As contribuições a essa AP servirão para que o órgão avalie o mérito e os desdobramentos das soluções/projeções apresentadas, de modo a, em meados de 2019, lançar uma minuta sobre o tema, que ficará aberta para comentários dos agentes do mercado e da sociedade. Antes, em janeiro deste ano, a ANEEL fez um webinar sobre o tema, explicando de forma detalhada a montagem e organização dos dados, dos valores e das projeções dos cenários desenhados na CP 01/19, o qual está disponível para acesso no site e na página do Youtube da agência.
RESULTADOS PARCIAIS
Basicamente, a proposta da agência é que, para as unidades instaladas e gerando até o final de 2019, durante um prazo de 25 anos da data de conexão da unidade, elas se mantenham no modelo atual, ou seja, sem o pagamento de qualquer custo. A partir de janeiro de 2020 e até a entrada do “gatilho”, estariam no cenário de custo zero pelo prazo de 10 anos. Daí em diante, existiriam custos, conforme os modelos e projeções apresentados na CP 01/19, a serem pagos de forma proporcional. Essa lógica está passível de ser alterada desde que as contribuições devidamente embasadas apresentadas pela sociedade nessa CP mostrem e comprovem que se deve ter outro tipo de modelo – um, por exemplo, com valor único para todos ou valor fixo sem necessidade de atrelar- -se à data do início da conexão.
Ademais, é importante destacar que a ANEEL não levou em consideração em seus cálculos as externalidades, como benefícios ambientais da mini e da microgeração distribuída e a redução do CO2, pois, para a agência, não existe um sistema confiável e definitivo para esse cálculo. Mas, igualmente, nas contribuições embasadas à CP, poderá a sociedade oferecer subsídios reais, testados para esse cálculo, o que será reavaliado pela ANEEL. Outro ponto que não foi levado em consideração foi inflação da energia elétrica, o que se denominou de “aumento anual real da tarifa de energia elétrica”, tendo lançado valor “zero” em tal item. Será relevante rever se essa premissa está correta ou não.
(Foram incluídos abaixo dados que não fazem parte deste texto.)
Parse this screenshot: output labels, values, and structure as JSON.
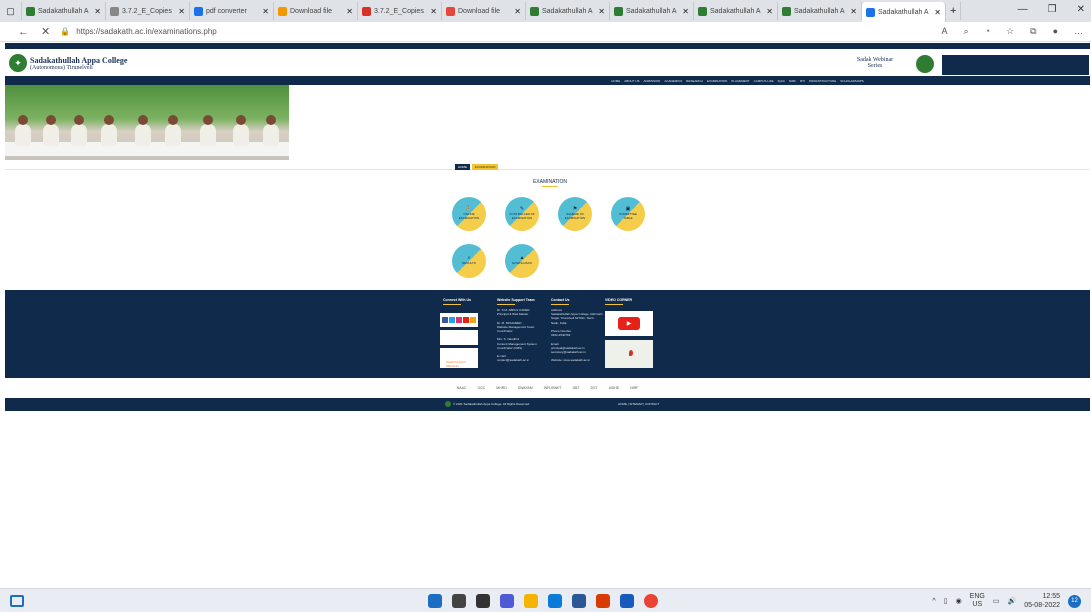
{
  "browser": {
    "tabs": [
      {
        "title": "Sadakathullah A",
        "color": "#2e7d32"
      },
      {
        "title": "3.7.2_E_Copies",
        "color": "#888888"
      },
      {
        "title": "pdf converter",
        "color": "#1a73e8"
      },
      {
        "title": "Download file",
        "color": "#f29900"
      },
      {
        "title": "3.7.2_E_Copies",
        "color": "#d93025"
      },
      {
        "title": "Download file",
        "color": "#e8453c"
      },
      {
        "title": "Sadakathullah A",
        "color": "#2e7d32"
      },
      {
        "title": "Sadakathullah A",
        "color": "#2e7d32"
      },
      {
        "title": "Sadakathullah A",
        "color": "#2e7d32"
      },
      {
        "title": "Sadakathullah A",
        "color": "#2e7d32"
      },
      {
        "title": "Sadakathullah A",
        "color": "#1a73e8"
      }
    ],
    "url": "https://sadakath.ac.in/examinations.php"
  },
  "site": {
    "college_name": "Sadakathullah Appa College",
    "college_sub": "(Autonomous) Tirunelveli",
    "webinar": "Sadak Webinar Series",
    "nav": [
      "HOME",
      "ABOUT US",
      "ADMISSION",
      "ACADEMICS",
      "RESEARCH",
      "EXAMINATION",
      "PLACEMENT",
      "CAMPUS LIFE",
      "IQAC",
      "NIRF",
      "RTI",
      "INFRASTRUCTURE",
      "SCHOLARSHIPS"
    ],
    "breadcrumb": {
      "home": "HOME",
      "current": "EXAMINATION"
    },
    "page_title": "EXAMINATION",
    "cards": [
      {
        "label": "ONLINE EXAMINATION",
        "icon": "⛹"
      },
      {
        "label": "CONTROLLER OF EXAMINATION",
        "icon": "✎"
      },
      {
        "label": "SCHEME OF EXAMINATION",
        "icon": "⚑"
      },
      {
        "label": "COMMITTEE TABLE",
        "icon": "▣"
      },
      {
        "label": "RESULTS",
        "icon": "⌕"
      },
      {
        "label": "DOWNLOADS",
        "icon": "▲"
      }
    ],
    "footer": {
      "connect_title": "Connect With Us",
      "support_title": "Website Support Team",
      "support_text": "Dr. S.M. ABDUL KADER\nPrincipal & Web Master\n\nDr. M. MOHAMED\nWebsite Management Team\nCoordinator\n\nMrs. S. Nandhini\nContent Management System\nCoordinator (CMS)\n\nE-mail\ncontact@sadakath.ac.in",
      "contact_title": "Contact Us",
      "contact_text": "Address\nSadakathullah Appa College, Rahmath\nNagar, Tirunelveli 627011, Tamil\nNadu, India.\n\nPhone Number\n0462-2540763\n\nEmail\nprincipal@sadakath.ac.in\nsecretary@sadakath.ac.in\n\nWebsite: www.sadakath.ac.in",
      "video_title": "VIDEO CORNER",
      "azadi": "Azadi Ka Amrit Mahotsav"
    },
    "partners": [
      "NAAC",
      "UGC",
      "MHRD",
      "SWAYAM",
      "INFLIBNET",
      "DBT",
      "DST",
      "AISHE",
      "NIRF"
    ],
    "copyright": "© 2021 Sadakathullah Appa College. All Rights Reserved.",
    "footer_links": "HOME  |  SITEMAP  |  CONTACT"
  },
  "taskbar": {
    "lang": "ENG",
    "region": "US",
    "time": "12:55",
    "date": "05-08-2022",
    "notif": "12"
  }
}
As variáveis mais sensíveis usadas, que, de acordo com o corpo de técnicos da agência, mais influenciariam nos cálculos e nas consequentes projeções, foram a valoração da energia elétrica evitada pela microgeração distribuída e, na geração distribuída local, o percentual de simultaneidade da eficiência. Nesse ponto, a equipe disse que se valeu de um estudo entregue pela Universidade Estadual de Campinas (Unicamp) em conjunto com a Compania Paulista de Força e Luz (CPFL).
ANÁLISE DESSE CENÁRIO
Tendo conversado com engenheiros e especialistas no setor, o que me foi dito é que não faria sentido a proposta da ANEEL, pois a geração distribuída ajuda tanto na redução de perdas elétricas (que ocorrem muito no setor por conta das falhas na rede de distribuição e transmissão) quanto na melhoria da qualidade da energia elétrica, já que injeta energia nas pontas do sistema.
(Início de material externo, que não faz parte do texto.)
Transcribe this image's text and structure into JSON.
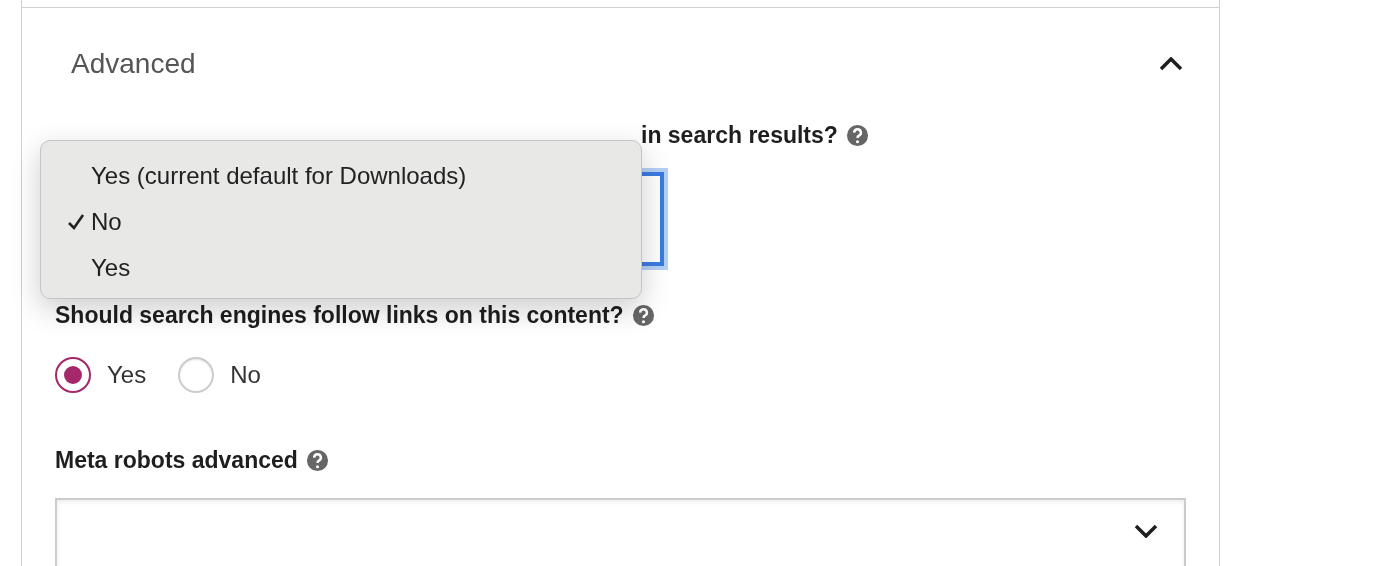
{
  "section": {
    "title": "Advanced",
    "expanded": true
  },
  "index_question": {
    "label": "in search results?",
    "menu": [
      {
        "label": "Yes (current default for Downloads)",
        "selected": false
      },
      {
        "label": "No",
        "selected": true
      },
      {
        "label": "Yes",
        "selected": false
      }
    ]
  },
  "follow_question": {
    "label": "Should search engines follow links on this content?",
    "options": [
      {
        "label": "Yes",
        "selected": true
      },
      {
        "label": "No",
        "selected": false
      }
    ]
  },
  "meta_robots": {
    "label": "Meta robots advanced"
  }
}
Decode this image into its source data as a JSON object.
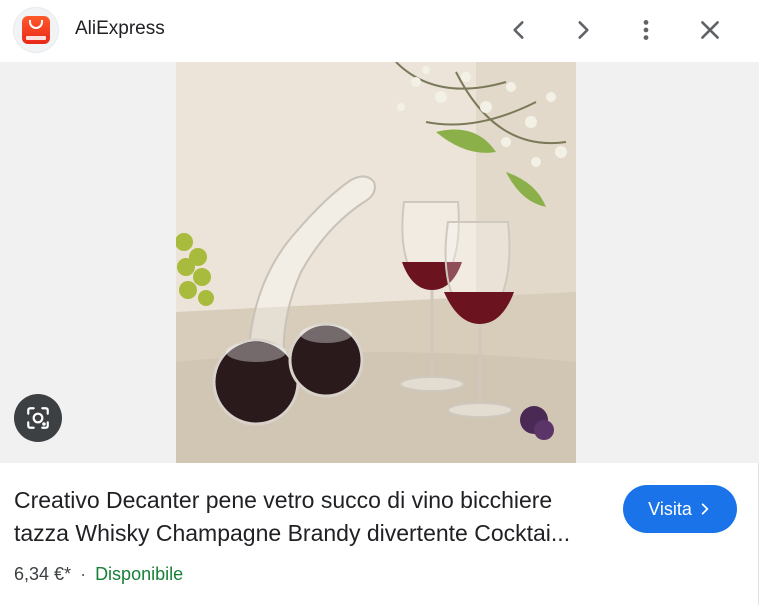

Enfim, como jurista e atuante no setor elétrico, acredito muito na geração distribuída e creio que essa forma é importante para a melhoria do Sistema Interligado Nacional (SIN), a criação de sustentabilidade energética e, acima de tudo, a colocação do Brasil na linha de frente dos países que estão agindo em prol de um meio ambiente melhorado.
Não vejo como não vingar a cobrança de custos dos mini e microgeradores, pois o lobby das distribuidoras é forte e as cobranças acabariam recaindo sobre aqueles consumidores não geradores. No entanto, olhando pelo lado bom, elas podem impulsionar o mercado de venda de energia elétrica excedente por parte do consumidor/mini ou microgerador, abrindo novas oportunidades de negócio e podendo-se gerar um mercado de contratos eletrônicos (via blockchain) nessas negociações, para as quais os juristas seriam chamados a se reinventar, ajudando em um mercado valoroso.